Re: Thoughts on Monthly Archives

2004-07-16 12:07:54
Subject: Re: Thoughts on Monthly Archives
From: asr AT UFL DOT EDU
To: ADSM-L AT VM.MARIST DOT EDU
Date: Fri, 16 Jul 2004 12:07:39 -0400
==> In article <s0f7c1a7.077 AT health-es2.health.qld.gov DOT au>, Steve Harris 
<Steve_Harris AT HEALTH.QLD.GOV DOT AU> writes:


> at 1% , 1-(0.99**30), or about .25
> at 2%,  1-(0.98**30) , or about .45
> at 3%,  1-(0.97**30), or about .60   (Please feel free to correct my maths if 
> I'm wrong - probability was never my strong point)

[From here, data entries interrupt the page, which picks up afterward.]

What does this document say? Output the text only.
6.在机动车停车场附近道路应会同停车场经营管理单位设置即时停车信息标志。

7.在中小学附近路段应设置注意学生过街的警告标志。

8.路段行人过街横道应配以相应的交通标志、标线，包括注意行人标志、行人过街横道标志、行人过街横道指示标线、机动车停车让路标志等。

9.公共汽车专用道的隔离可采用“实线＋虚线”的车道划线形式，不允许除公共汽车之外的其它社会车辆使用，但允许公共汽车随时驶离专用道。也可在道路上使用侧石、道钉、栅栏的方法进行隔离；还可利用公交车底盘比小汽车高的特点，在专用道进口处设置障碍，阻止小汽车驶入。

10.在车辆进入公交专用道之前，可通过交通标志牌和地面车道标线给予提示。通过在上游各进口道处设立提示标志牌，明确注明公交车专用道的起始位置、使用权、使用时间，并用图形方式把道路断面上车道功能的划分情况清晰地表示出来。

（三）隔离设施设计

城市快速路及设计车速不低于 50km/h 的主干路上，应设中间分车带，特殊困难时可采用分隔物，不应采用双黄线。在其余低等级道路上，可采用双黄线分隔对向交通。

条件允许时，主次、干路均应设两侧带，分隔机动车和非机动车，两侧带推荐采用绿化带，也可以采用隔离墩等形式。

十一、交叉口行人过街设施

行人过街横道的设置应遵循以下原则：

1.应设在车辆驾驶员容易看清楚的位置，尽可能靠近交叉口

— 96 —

I think your math is good; I'd add though that there's a -GREAT- deal of
locality of reference: Or in other words, if 3% of your files change a day,
then for user filespace probably 95% of the files that change tomorrow will be
the files that chaged yesterday, and so on.  I think that 25 - 30% for userdir
space is probably about right.


> Now, of course its often the same files which change day after day, so real
> experience should be better than this, but at the time, I decided that the
> overhead of mainitianing two TSMs (and two clients per node) wasn't worth the
> benefit, and went with archives.

But I would disagree with your logic;

In place of the incremental possibilities, which would have led you at worst
above to backing up 60% every month, you're choosing to back up 100% every
month, without fail.

I think that this represents a substantially more costly strategy.

In fact, given the monthly-for-five-years figure and your numbers above, it's
about twice as expensive in facilities to archive monthly than to run
incrementals with similar retention characteristics; If my guess is closer to
correct, it's three- to four- times the cost.

For a small amount of data, this may be cheaper than the human organizational
time to build two sets of nodes; but by the time you get even medium size, I
think it would be pretty expensive.

- Allen S. Rout